The Intercept founder Glenn Greenwald has resigned from the company, citing censorship as his reason for leaving, while the staff at The Intercept has stated Greenwald was having “a tantrum” because editors checked his work.
After receiving worldwide attention for a series of articles featuring classified material released by former US security contractor Edward Snowden, Greenwald began a campaign questioning the legitimacy of US military and surveillance operations around the world.
Greenwald, a former constitutional law attorney, has won Pulitzer and Polk awards for his journalism. He now lives in Brazil.
The staff at The Intercept stated that Greenwald is misrepresenting the reason for his departure from the site, saying that Greenwald objected to people editing and checking his work.

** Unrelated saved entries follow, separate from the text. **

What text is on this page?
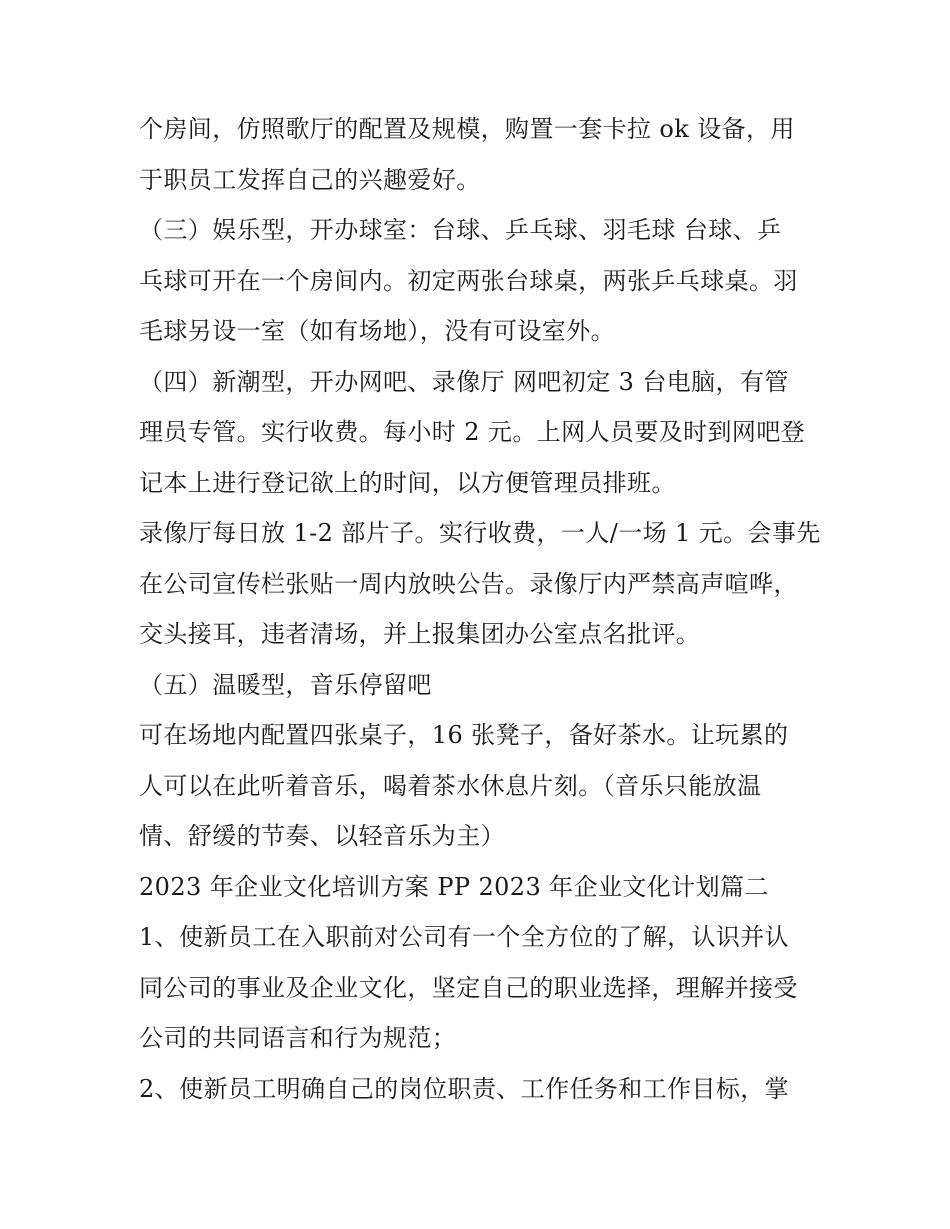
个房间，仿照歌厅的配置及规模，购置一套卡拉 ok 设备，用
于职员工发挥自己的兴趣爱好。
（三）娱乐型，开办球室：台球、乒乓球、羽毛球 台球、乒
乓球可开在一个房间内。初定两张台球桌，两张乒乓球桌。羽
毛球另设一室（如有场地），没有可设室外。
（四）新潮型，开办网吧、录像厅 网吧初定 3 台电脑，有管
理员专管。实行收费。每小时 2 元。上网人员要及时到网吧登
记本上进行登记欲上的时间，以方便管理员排班。
录像厅每日放 1-2 部片子。实行收费，一人/一场 1 元。会事先
在公司宣传栏张贴一周内放映公告。录像厅内严禁高声喧哗，
交头接耳，违者清场，并上报集团办公室点名批评。
（五）温暖型，音乐停留吧
可在场地内配置四张桌子，16 张凳子，备好茶水。让玩累的
人可以在此听着音乐，喝着茶水休息片刻。（音乐只能放温
情、舒缓的节奏、以轻音乐为主）
2023 年企业文化培训方案 PP 2023 年企业文化计划篇二
1、使新员工在入职前对公司有一个全方位的了解，认识并认
同公司的事业及企业文化，坚定自己的职业选择，理解并接受
公司的共同语言和行为规范；
2、使新员工明确自己的岗位职责、工作任务和工作目标，掌
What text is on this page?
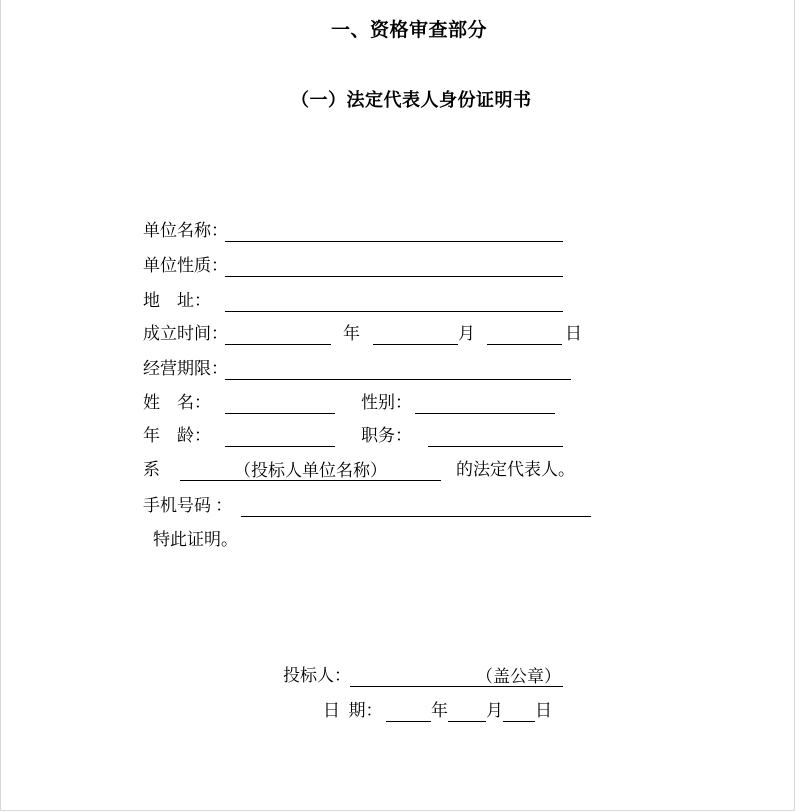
一、资格审查部分
（一）法定代表人身份证明书

单位名称：

单位性质：

地    址：

成立时间：	年	月	日

经营期限：

姓    名：	性别：

年    龄：	职务：

系	（投标人单位名称）	的法定代表人。

手机号码 ：

特此证明。

投标人：	（盖公章）

日  期：	年 月 日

“Glenn demands the absolute right to determine what he will publish. He believes that anyone who disagrees with him is corrupt, and anyone who presumes to edit his words is a censor,” The Intercept posted in a statement.
“Thus, the preposterous charge that The Intercept’s editors and reporters, with the lone, noble exception of Glenn Greenwald, have betrayed our mission to engage in fearless investigative journalism because we have been seduced by the lure of a Joe Biden presidency,” the statement continues. “A brief glance at the stories The Intercept has published on Biden will suffice to refute those claims.”
Greenwald has recently taken up the mantle of a Trump conspiracy supporter, claiming that “Deep State” and Obama-Biden operatives were spying on the 2016 Trump campaign, allegations which have no basis in reality.
“While he accuses us of political bias, it was he who was attempting to recycle the dubious claims of a political campaign — the Trump campaign — and launder them as journalism,” The Intercept writes.
“We have the greatest respect for the journalist Glenn Greenwald used to be, and we remain proud of much of the work we did with him over the past six years. It is Glenn who has strayed from his original journalistic roots, not The Intercept.”